Some of this is partly true, but only to a certain extent. For starters, this would only happen if wages remain stagnant due to lack of money supply and the simultaneous banning of US dollars in circulation in the economy. As we all know, Bahamian dollars are spent equally with US dollars. Removing the exchange controls and unpegging would not mean, or should not mean unless otherwise directed through policy, that US dollars would be banned form circulation in The Bahamas.

The second issue is that a depreciation of the Bahamian dollar does not exclusively have to do with regard to removing exchange controls, or an easing up off of exchange controls to allow greater liberalisation. For example, as we went to great detail to explain in the previous submission on exchange controls and the Bahamian dollar, if based on the balance of payments, the Bahamian dollar is already undervalued per dollar for dollar against the US dollar because we don't add services into the balance of payments methodology.
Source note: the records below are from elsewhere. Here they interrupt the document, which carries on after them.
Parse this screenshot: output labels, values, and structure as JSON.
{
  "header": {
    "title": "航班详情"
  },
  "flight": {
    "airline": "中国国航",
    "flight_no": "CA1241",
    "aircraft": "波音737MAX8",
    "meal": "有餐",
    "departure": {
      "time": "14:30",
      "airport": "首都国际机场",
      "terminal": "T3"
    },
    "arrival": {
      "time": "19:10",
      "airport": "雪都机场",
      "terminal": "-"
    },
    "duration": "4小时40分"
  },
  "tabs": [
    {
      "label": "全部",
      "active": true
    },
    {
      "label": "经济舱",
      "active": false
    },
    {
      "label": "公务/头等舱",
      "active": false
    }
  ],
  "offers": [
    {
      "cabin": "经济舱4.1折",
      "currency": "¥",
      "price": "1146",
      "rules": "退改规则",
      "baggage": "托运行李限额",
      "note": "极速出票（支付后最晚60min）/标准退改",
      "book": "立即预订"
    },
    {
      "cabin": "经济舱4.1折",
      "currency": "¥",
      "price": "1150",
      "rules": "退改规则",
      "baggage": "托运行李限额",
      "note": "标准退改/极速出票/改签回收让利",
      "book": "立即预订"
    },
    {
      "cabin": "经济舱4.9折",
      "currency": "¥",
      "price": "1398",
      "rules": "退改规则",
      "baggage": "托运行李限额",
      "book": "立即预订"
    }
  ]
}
If we were to use the revised methodology, which adds services like tourism and financial services, the demand of the Bahamian dollar internally would appreciate if rated against the US dollar country for country. Theoretically that is.

Some would want to bring in the argument purchasing power parity as a way to explain this away, for what reason I am not quite clear?

Purchasing power parity simply only explains the relative prices of the same goods produced by both countries. Of course, one can see the pitfalls with regard to this, especially when it's very difficult to equate two countries, let alone all countries, on the merit of a similar good produced by said countries, even though journals like The Economist has tried with regard to their Big Mac Index.

For example, apples are produced and processed in the USA, but not in The Bahamas while dillies (naseberries, for my Jamaican friends) are produced and processed in The Bahamas.

Another issue with regard to using purchasing power parity as an excuse for keeping exchange controls is that it does not speak to the relative quality of said good and inputs it takes to produce a good even if it is made in two separate countries.

Not to belabour the point, but using purchasing power parity with regard to monetary policy becomes problematic and unhelpful when the overall goal should be raising the overall quality of life should be the primary focus.

My submission is that while understanding the financial mess created, I am of the opinion that not having broader discussions on how monetary policy can help this situation, from all out unpegging to crawling peg rates, would be just as disastrous as not doing anything at all. Especially when faced with the economic crisis of 2008 and how sluggish economies have been that have not tried more active monetary policies as a response to the crisis.